During His life on earth, Christ Himself was the visible head of the Infant Chruch, but after His Resurrection, the office of visibly "feeding the flock" was to be discharged by another to whom Christ gave the authority and office. As so as the followers of Moses were to be one compact body, so too were the followers of Christ to be One Body, one Lord, one faith, one baptism.
the First Pentecost and after the descent of the Holy Ghost, the Chruch appeared before the world, a compact, fully organized society, with the Apostles at its head and St.Peter exercising supreme jurisdiction. 3,000 souls received Baptism and were added to the Church.
It wasn't the Apostles who devised the plan for this body, made Baptism the condition of membership, appointed the first head, and invested him with special authority. It was Christ who did all this and by doing so founded the Church which is the Catholic Church.

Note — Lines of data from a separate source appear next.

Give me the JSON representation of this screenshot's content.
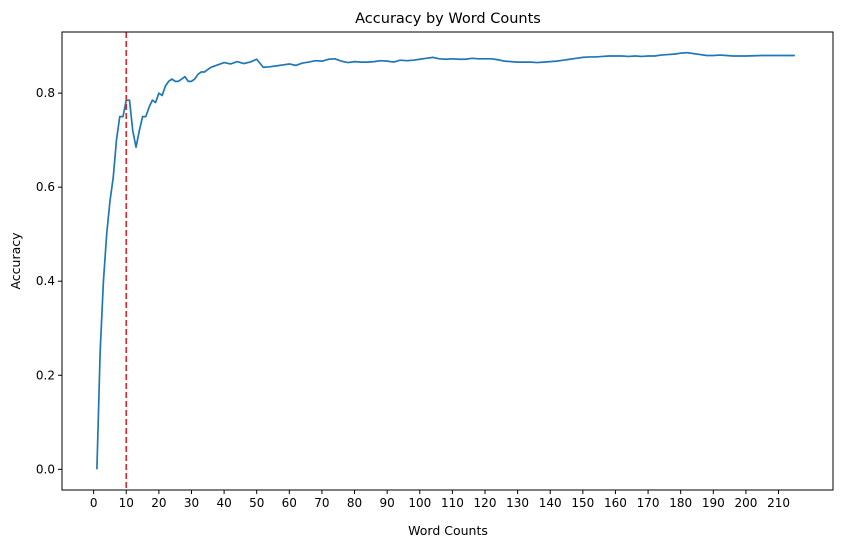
{
  "chart_data": {
    "type": "line",
    "title": "Accuracy by Word Counts",
    "xlabel": "Word Counts",
    "ylabel": "Accuracy",
    "xlim": [
      -9.7,
      226.7
    ],
    "ylim": [
      -0.044,
      0.93
    ],
    "xticks": [
      0,
      10,
      20,
      30,
      40,
      50,
      60,
      70,
      80,
      90,
      100,
      110,
      120,
      130,
      140,
      150,
      160,
      170,
      180,
      190,
      200,
      210
    ],
    "xtick_labels": [
      "0",
      "10",
      "20",
      "30",
      "40",
      "50",
      "60",
      "70",
      "80",
      "90",
      "100",
      "110",
      "120",
      "130",
      "140",
      "150",
      "160",
      "170",
      "180",
      "190",
      "200",
      "210"
    ],
    "yticks": [
      0.0,
      0.2,
      0.4,
      0.6,
      0.8
    ],
    "ytick_labels": [
      "0.0",
      "0.2",
      "0.4",
      "0.6",
      "0.8"
    ],
    "grid": false,
    "line_color": "#1f77b4",
    "reference_line": {
      "orientation": "vertical",
      "x": 10,
      "style": "dashed",
      "color": "#d62728"
    },
    "series": [
      {
        "x": [
          1,
          2,
          3,
          4,
          5,
          6,
          7,
          8,
          9,
          10,
          11,
          12,
          13,
          14,
          15,
          16,
          17,
          18,
          19,
          20,
          21,
          22,
          23,
          24,
          25,
          26,
          27,
          28,
          29,
          30,
          31,
          32,
          33,
          34,
          35,
          36,
          38,
          40,
          42,
          44,
          46,
          48,
          50,
          52,
          54,
          56,
          58,
          60,
          62,
          64,
          66,
          68,
          70,
          72,
          74,
          76,
          78,
          80,
          82,
          84,
          86,
          88,
          90,
          92,
          94,
          96,
          98,
          100,
          102,
          104,
          106,
          108,
          110,
          112,
          114,
          116,
          118,
          120,
          122,
          124,
          126,
          128,
          130,
          132,
          134,
          136,
          138,
          140,
          142,
          144,
          146,
          148,
          150,
          152,
          154,
          156,
          158,
          160,
          162,
          164,
          166,
          168,
          170,
          172,
          174,
          176,
          178,
          180,
          182,
          184,
          186,
          188,
          190,
          192,
          194,
          196,
          198,
          200,
          205,
          210,
          215
        ],
        "y": [
          0.0,
          0.25,
          0.4,
          0.5,
          0.57,
          0.62,
          0.7,
          0.75,
          0.75,
          0.785,
          0.785,
          0.72,
          0.685,
          0.72,
          0.75,
          0.75,
          0.77,
          0.785,
          0.78,
          0.8,
          0.795,
          0.815,
          0.825,
          0.83,
          0.825,
          0.825,
          0.83,
          0.835,
          0.825,
          0.825,
          0.83,
          0.84,
          0.845,
          0.845,
          0.85,
          0.855,
          0.86,
          0.865,
          0.862,
          0.867,
          0.863,
          0.866,
          0.872,
          0.855,
          0.856,
          0.858,
          0.86,
          0.862,
          0.859,
          0.864,
          0.866,
          0.869,
          0.868,
          0.872,
          0.873,
          0.868,
          0.865,
          0.867,
          0.866,
          0.866,
          0.867,
          0.869,
          0.868,
          0.866,
          0.87,
          0.869,
          0.87,
          0.872,
          0.874,
          0.876,
          0.873,
          0.872,
          0.873,
          0.872,
          0.872,
          0.874,
          0.873,
          0.873,
          0.873,
          0.871,
          0.868,
          0.867,
          0.866,
          0.866,
          0.866,
          0.865,
          0.866,
          0.867,
          0.868,
          0.87,
          0.872,
          0.874,
          0.876,
          0.877,
          0.877,
          0.878,
          0.879,
          0.879,
          0.879,
          0.878,
          0.879,
          0.878,
          0.879,
          0.879,
          0.881,
          0.882,
          0.883,
          0.885,
          0.886,
          0.884,
          0.882,
          0.88,
          0.88,
          0.881,
          0.88,
          0.879,
          0.879,
          0.879,
          0.88,
          0.88,
          0.88
        ]
      }
    ]
  }
}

If the Holy Bible teaches anything plainly, it's that Christ established a visible Chruch and this rules out KFC's novel idea that the Chruch is a collection of all believers. The Chruch is a definite orgainzation founded not upon shifting sand, but on a rock. The Chruch is heirarchal, composed of rulers and subjects. "Take heed to yourselves and to the whole flock, in which the Holy Spirit has placed you bishops to rule the Church of God, which He has purchased with His own Blood." Acts. 20:28.
Its members are admitted by a Baptismal rite; they must hear and obey, "He who hears you hears Me, He who rejects you, rejects Me." Christ compares His Chruch to a "flock", a "sheepfold", a "city seated on a mountain", a "kingdom". He calls it "My Church", not churches.
47 times the Chruch is found in the OT and in each passage it means but one Church, one way of worshipping the Lord before the coming of Christ. That was the Jewish Chruch, the religion and the law of Moses established by God. From no other altars did God receive the sacrifice of prayer. They were all abominations to Him. "He who turneth away his ears to the hearing of the law, his prayer shall be an abomination." Proverbs 28:9. In the NT, the Chruch is mentioned numerous times and we find but one Chruch mentioned....which is the "pillar and ground of truth..".
St.Paul writes, "I write these things to thee hoping to come to thee shortly, but in order that thou mayest know, if I am delayed, how to conduct thyself in the house of God, which is the Chruch of the living God, the pillar and mainstay of the truth." So there we have it from Saint Paul to us.....The Church is the house of God, which is the pillar and mainstay of the truth." (again to KFC's definition of the Chruch as "all believers" how can all believers be the pillar and ground of truth)?
St.John speaks of the Chruch "at Smyrna", "at Ephesus", "at Philadelphia" etc. but these are different dioceses of the Church. They all belonged to the Catholic Church under St.Peter. This is Biblical as well as historical.